Establishment of Sino-Russian joint ventures to create fish farms on the Kurils, disputes between Russia and Japan. Moscow also wants to create a modern military base there. But Tokyo has no intention of giving up the islands, rich in fish, oil and gas.

Tokyo (AsiaNews / Agencies) - Russian and Chinese Fishing Companies want to set up joint ventures for the exploitation of the Eastern Kurils Islands. But the archipelago is disputed between Russia and Japan.

The Russian Fisheries Agency and a Chinese firm want to establish a scallop farm on the island of Shikotan, just north of Japan's Hokkaido. Other enterprises include the cultivation of sea urchins on Kunashir island. Even South Korean companies want to catch fish and trade in the Kurils. But Zhaoxu, Chinese Foreign Ministry spokesman, said Feb. 17 that it had no detailed reports of these business initiatives and hopes that Japan and Russia will resolve their dispute.

The islands, formerly the territory of Japan, which calls them the Northern Territories, have been controlled by Russia since the Second World War. Recently, Moscow has made a series of demonstrative projects to reaffirm its rule such as a "visit" made at the end of October by Russian President Vladimir Medvedev (pictured) and the subsequent visits of the Deputy Prime Minister for Economic Affairs Igor Shuvalov, December 2010 and that of Defense Minister Anatoly Serdyukov in February 2011.

Japan reacted with the decision, claiming its exclusive right over the archipelago. On February 7, Day of the Northern Territories, Japanese Prime Minister Naoto Kan has called Medvedev's visit "unacceptable."

Russia has said that any further discussion on the sovereignty of the islands is "without basis".

The situation is worsened by the need for both parties to present an image of strength and resolve. In recent years, Moscow had repeatedly called on Tokyo to deal with the territorial dispute, but it has also developed investments in remote eastern Russia, without the agreement of Japan. So the current crisis is seen by Moscow as a demonstration of decisive foreign policy and the Russian military presence in the area.

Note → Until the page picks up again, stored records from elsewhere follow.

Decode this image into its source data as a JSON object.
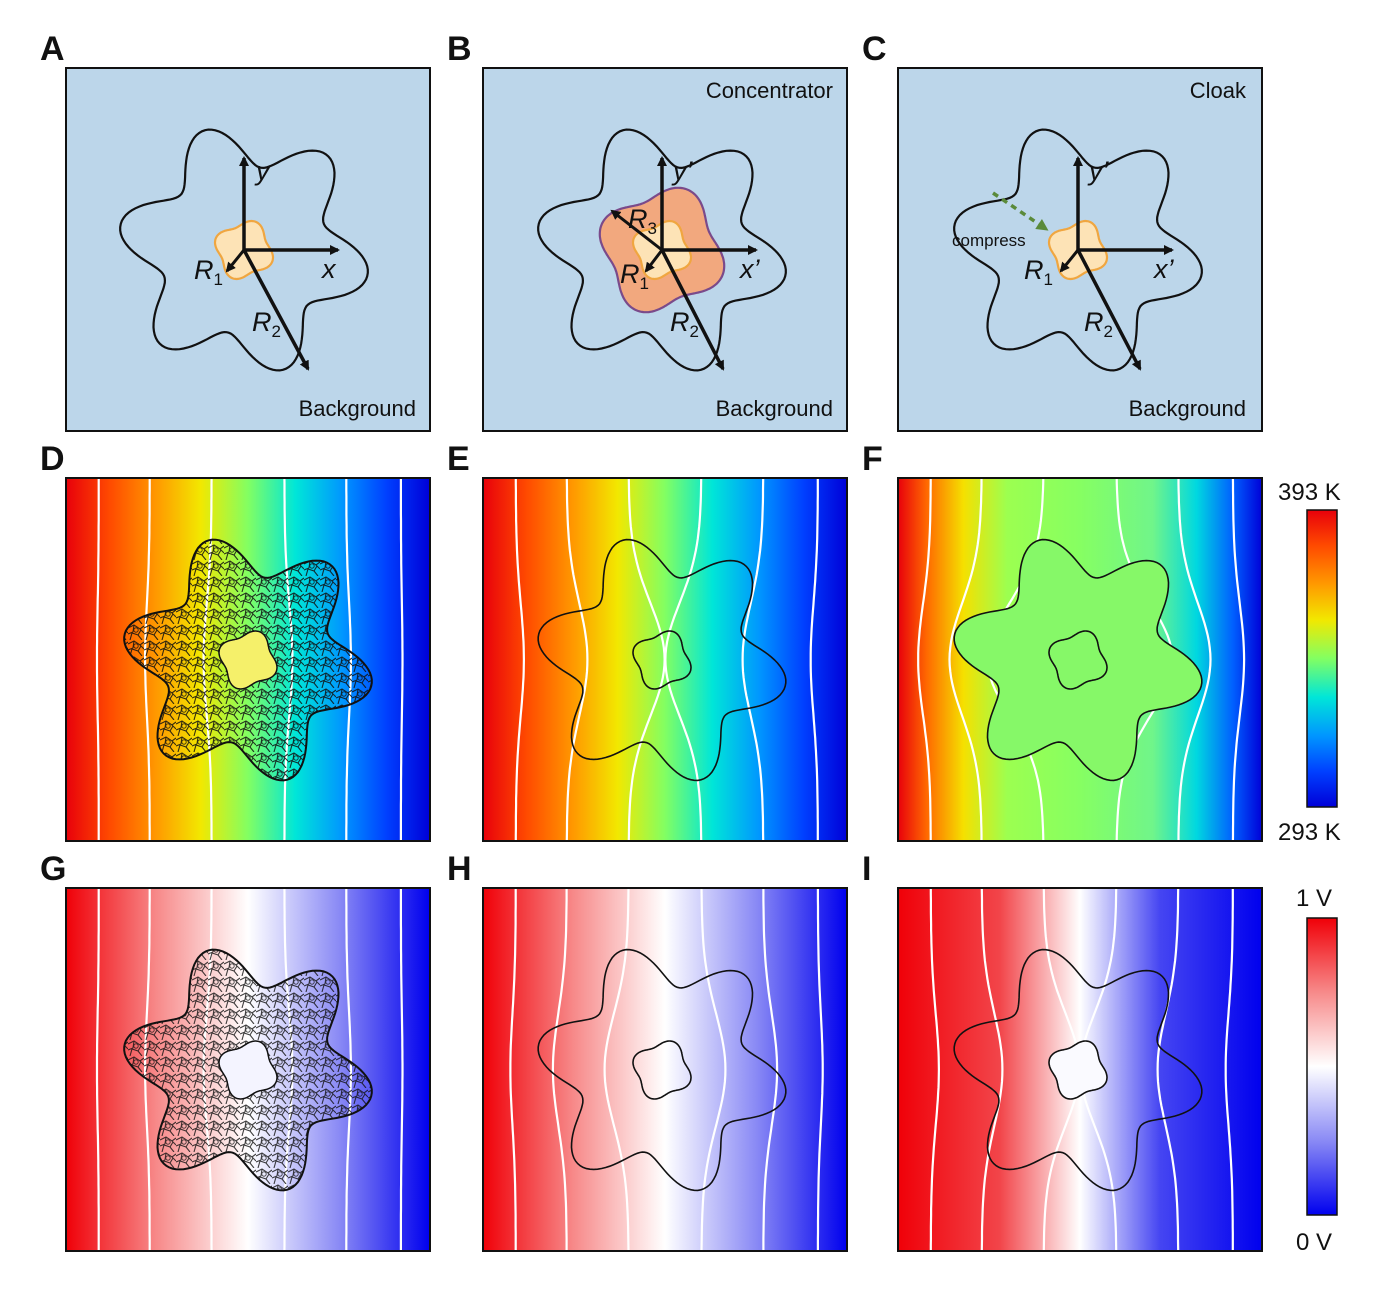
{
  "panels": {
    "A": {
      "label": "A",
      "bottom_text": "Background",
      "x_axis": "x",
      "y_axis": "y",
      "r1": "R",
      "r1_sub": "1",
      "r2": "R",
      "r2_sub": "2"
    },
    "B": {
      "label": "B",
      "top_text": "Concentrator",
      "bottom_text": "Background",
      "x_axis": "x’",
      "y_axis": "y’",
      "r1": "R",
      "r1_sub": "1",
      "r2": "R",
      "r2_sub": "2",
      "r3": "R",
      "r3_sub": "3"
    },
    "C": {
      "label": "C",
      "top_text": "Cloak",
      "bottom_text": "Background",
      "x_axis": "x’",
      "y_axis": "y’",
      "r1": "R",
      "r1_sub": "1",
      "r2": "R",
      "r2_sub": "2",
      "arrow_text": "compress"
    },
    "D": {
      "label": "D"
    },
    "E": {
      "label": "E"
    },
    "F": {
      "label": "F"
    },
    "G": {
      "label": "G"
    },
    "H": {
      "label": "H"
    },
    "I": {
      "label": "I"
    }
  },
  "colorbars": {
    "thermal": {
      "max_label": "393 K",
      "min_label": "293 K"
    },
    "electric": {
      "max_label": "1 V",
      "min_label": "0 V"
    }
  },
  "colors": {
    "schematic_bg": "#bcd6ea",
    "inner_region": "#fde3b6",
    "inner_border": "#f0a640",
    "shell_region": "#f2a87e",
    "shell_border": "#7a4a8a",
    "compress_arrow": "#5a8a3a"
  }
}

The Kurils are in a strategic position for controlling access to the Okhotsk Sea and are rich in fish and other raw materials (iron ore, oil and natural gas). Marcin Kaczmarski, from the Centre for Eastern Studies, points out that the Russian General Nikolai Makarov announced the creation of a military garrison on the islands, which could be equipped with rockets and heavy artillery, advanced systems and helicopter gunships. A base that will ultimately prove Moscow’s determination in claiming territorial rights.

The visit to Moscow on February 11 by Seiji Maehara, the Japanese Minister of Foreign Affairs, has not served to ease tensions. Maehara has already made contact with South Korean counterparts to reaffirm Japan's sovereignty over the area. He is also due to travel to China in April, even though Beijing appears to give the visit a low profile, also considering the current difficulties of the Japanese government.